Well, I hooked it up to a 6A charger and a 2A desulfator last night at the same time.
You're lucky you didn't fry both the charger and desulfinator. They are not designed to be used together.
Well, I hooked it up to a 6A charger and a 2A desulfator last night at the same time.
You're lucky you didn't fry both the charger and desulfinator. They are not designed to be used together.
I must have missed the part where you checked the voltage with and without load after charging/desulfinating.
Jesus freakin' christ THIS^.
FBB, you're still acting as if the battery operates on invisible voodoo magic.
You may have a bad battery or alternator cable for all we know.
You said the battery tested bad with a conductance tester. I do not recall you sharing the actual results.
You said the battery measured 11.86v. That is almost completely discharged.
Neither of these things are terribly conclusive, unless the tester gave a very obviously bad result (e.g. measured 100cca). We also don't know how much your battery actually charged, and you did not bother checking voltage after (assumably) charging.
Point being, 100 replies are you are still at square one because you are ignoring simple questions/advice, apparently in favor of doing everything you can do cling to your possibly-bad-but-we-still-have-no-idea battery.
Please get a voltmeter. You can get one that will measure voltage accurately enough for the cost of a Happy Meal.
Then, put the battery in your car and tighten the connections. Flip the headlights on for a few second to get rid of any surface charge, if it has recently come off a charger (I would just do it anyway to make sure the voltage stabilizes).
Turn everything off, including the ignition switch (pull the key out), close the door, and measure the voltage with the probes directly on the battery posts (the round bit coming out of the battery, not what clamps onto them.
Record this voltage. If it is not ~12.4v volts or more, it's not even close to fully charged. But if it's at least about 12.1v, we will continue testing.
Get a helper. Have them try to start the car while you keep your probes on the battery posts. It doesn't matter if it cranks or how fast- just tell them to keep turning the key forward while you observe the voltage.
Most likely, you will see it drop. A lot. <10v.
What have we determined from that? That the battery is likely shit...but we want to do one more thing.
Repeat the cranking (load) test, but with one probe on the negative post and one on a good ground (stab a shiny part of the engine). If you read more than a quarter of a volt, you have a ground issue.
Repeat that test once more, but go from the positive post to the big terminal on the starter. Again, any significant voltage reading is bad.

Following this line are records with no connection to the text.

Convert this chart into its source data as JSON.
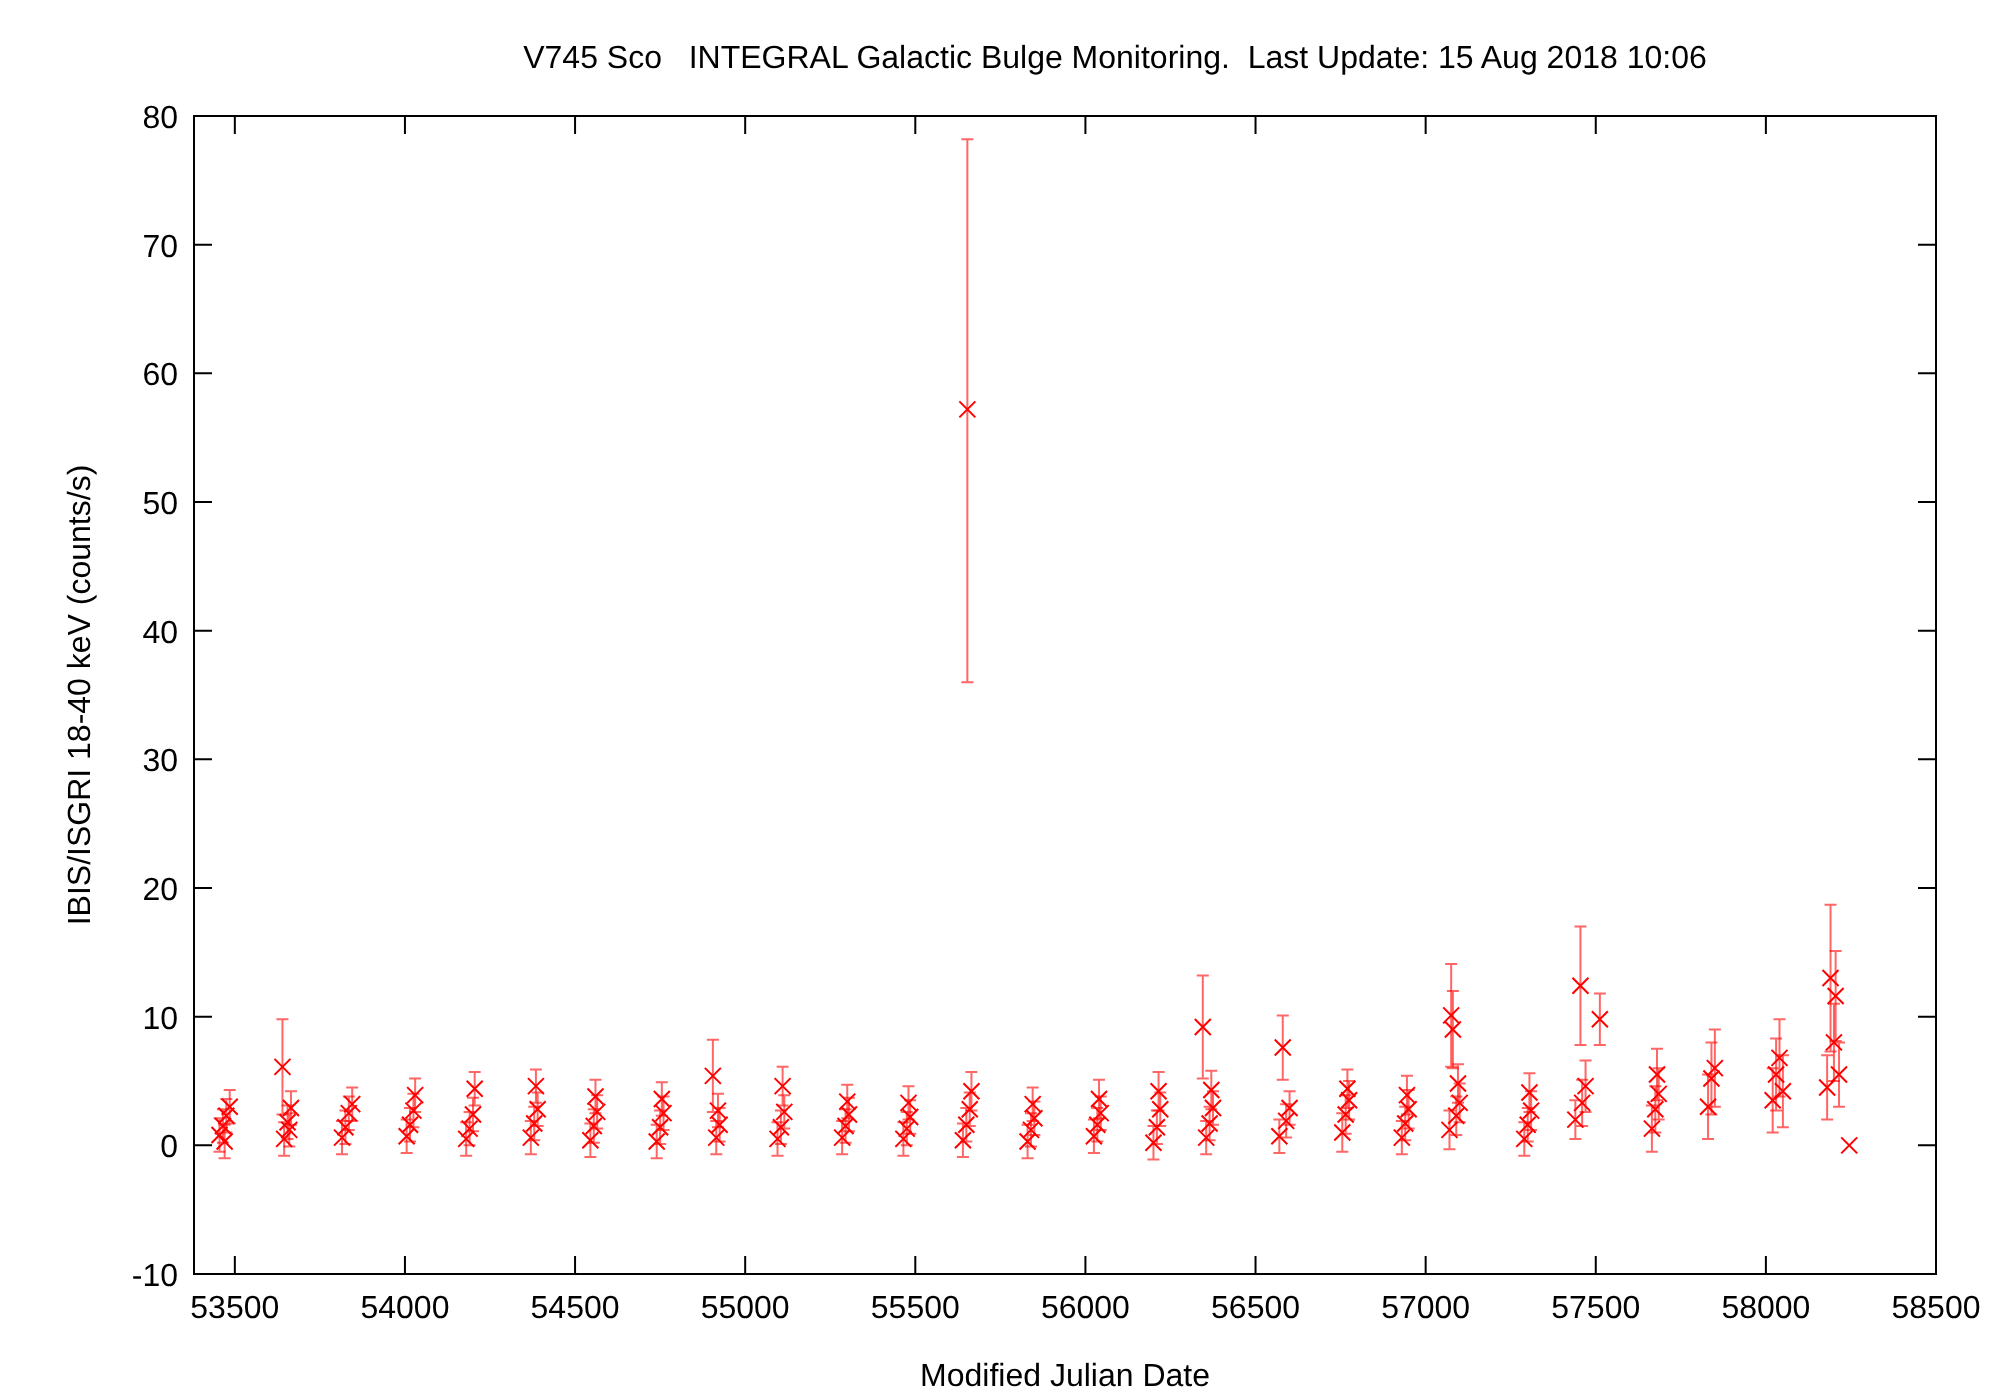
{
  "chart_data": {
    "type": "scatter",
    "title": "V745 Sco   INTEGRAL Galactic Bulge Monitoring.  Last Update: 15 Aug 2018 10:06",
    "xlabel": "Modified Julian Date",
    "ylabel": "IBIS/ISGRI 18-40 keV (counts/s)",
    "xlim": [
      53380,
      58500
    ],
    "xticks": [
      53500,
      54000,
      54500,
      55000,
      55500,
      56000,
      56500,
      57000,
      57500,
      58000,
      58500
    ],
    "ylim": [
      -10,
      80
    ],
    "yticks": [
      -10,
      0,
      10,
      20,
      30,
      40,
      50,
      60,
      70,
      80
    ],
    "grid": false,
    "marker": "cross",
    "series": [
      {
        "color": "#ff0000",
        "x": [
          53455,
          53465,
          53475,
          53485,
          53470,
          53640,
          53645,
          53655,
          53665,
          53660,
          53815,
          53825,
          53835,
          53845,
          54005,
          54015,
          54025,
          54030,
          54180,
          54190,
          54200,
          54205,
          54370,
          54380,
          54390,
          54385,
          54545,
          54555,
          54565,
          54560,
          54740,
          54750,
          54760,
          54755,
          54905,
          54915,
          54925,
          54920,
          55095,
          55105,
          55115,
          55110,
          55285,
          55295,
          55305,
          55300,
          55465,
          55475,
          55485,
          55480,
          55653,
          55640,
          55650,
          55660,
          55665,
          55830,
          55840,
          55850,
          55845,
          56025,
          56035,
          56045,
          56040,
          56200,
          56210,
          56220,
          56215,
          56345,
          56355,
          56365,
          56375,
          56370,
          56580,
          56570,
          56590,
          56600,
          56755,
          56765,
          56775,
          56770,
          56930,
          56940,
          56950,
          56945,
          57075,
          57080,
          57070,
          57090,
          57100,
          57095,
          57290,
          57300,
          57310,
          57305,
          57455,
          57440,
          57460,
          57470,
          57512,
          57665,
          57675,
          57685,
          57680,
          57830,
          57840,
          57850,
          58020,
          58030,
          58040,
          58050,
          58190,
          58205,
          58180,
          58200,
          58215,
          58245
        ],
        "values": [
          0.8,
          1.5,
          2.3,
          3.0,
          0.3,
          6.1,
          0.5,
          1.8,
          2.9,
          1.2,
          0.6,
          1.4,
          2.5,
          3.2,
          0.7,
          1.6,
          2.7,
          3.9,
          0.5,
          1.3,
          2.4,
          4.4,
          0.6,
          1.7,
          2.8,
          4.6,
          0.4,
          1.5,
          2.6,
          3.8,
          0.3,
          1.4,
          2.5,
          3.6,
          5.4,
          0.6,
          1.6,
          2.7,
          0.5,
          1.4,
          2.6,
          4.6,
          0.6,
          1.5,
          2.4,
          3.4,
          0.5,
          1.3,
          2.2,
          3.3,
          57.2,
          0.4,
          1.6,
          2.8,
          4.2,
          0.3,
          1.2,
          2.1,
          3.2,
          0.7,
          1.6,
          2.5,
          3.6,
          0.2,
          1.4,
          2.8,
          4.2,
          9.2,
          0.6,
          1.7,
          2.9,
          4.3,
          7.6,
          0.7,
          1.9,
          2.9,
          1.0,
          2.4,
          3.5,
          4.4,
          0.6,
          1.7,
          2.8,
          3.9,
          10.1,
          9.0,
          1.2,
          2.3,
          3.3,
          4.8,
          0.5,
          1.6,
          2.7,
          4.1,
          12.4,
          2.0,
          3.3,
          4.6,
          9.8,
          1.3,
          2.8,
          4.0,
          5.5,
          3.0,
          5.2,
          6.0,
          3.5,
          5.5,
          6.8,
          4.2,
          13.0,
          11.6,
          4.5,
          8.0,
          5.5,
          0.0
        ],
        "errors": [
          1.3,
          1.3,
          1.3,
          1.3,
          1.3,
          3.7,
          1.3,
          1.3,
          1.3,
          1.3,
          1.3,
          1.3,
          1.3,
          1.3,
          1.3,
          1.3,
          1.3,
          1.3,
          1.3,
          1.3,
          1.3,
          1.3,
          1.3,
          1.3,
          1.3,
          1.3,
          1.3,
          1.3,
          1.3,
          1.3,
          1.3,
          1.3,
          1.3,
          1.3,
          2.8,
          1.3,
          1.3,
          1.3,
          1.3,
          1.3,
          1.3,
          1.5,
          1.3,
          1.3,
          1.3,
          1.3,
          1.3,
          1.3,
          1.3,
          1.3,
          [
            36.0,
            78.2
          ],
          1.3,
          1.3,
          1.3,
          1.5,
          1.3,
          1.3,
          1.3,
          1.3,
          1.3,
          1.3,
          1.3,
          1.5,
          1.3,
          1.3,
          1.3,
          1.5,
          [
            5.2,
            13.2
          ],
          1.3,
          1.3,
          1.3,
          1.5,
          2.5,
          1.3,
          1.3,
          1.3,
          1.5,
          1.5,
          1.5,
          1.5,
          1.3,
          1.3,
          1.5,
          1.5,
          4.0,
          3.0,
          1.5,
          1.5,
          1.5,
          1.5,
          1.3,
          1.3,
          1.5,
          1.5,
          4.6,
          1.5,
          1.8,
          2.0,
          2.0,
          1.8,
          1.8,
          2.0,
          2.0,
          2.5,
          2.8,
          3.0,
          2.5,
          2.8,
          3.0,
          2.8,
          5.7,
          3.5,
          2.5,
          3.0,
          2.5,
          0
        ]
      }
    ]
  }
}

A Honda Fit (literally pretty much any of them...that's a fairly new model) should not have cabling issues. If it's never had a starter and no one's fucked with the battery terminals, the cables are likely fine. However, you can also simply test between the battery post and the terminal. Even though the terminal may LOOK tight and corosion-free, it's not impossible to be losing voltage between the post and the terminal. Also, when cables go 'bad', it's usually just that the end of the cable has oxidized; I've probed into cables a mere inch or so down the line, and found almost all the battery voltage being dropped across that area. You don't HAVE to do these vdrop tests, and I doubt they will expose a problem, but it's a good idea.
Again, a low voltage reading between the battery posts during cranking will strongly indicate a bad battery. That is the single most important thing you can you do. But I'm trying to get across how invaluable a voltmeter is. You can troubleshoot every single aspect of a starting/charging problem with very few exceptions.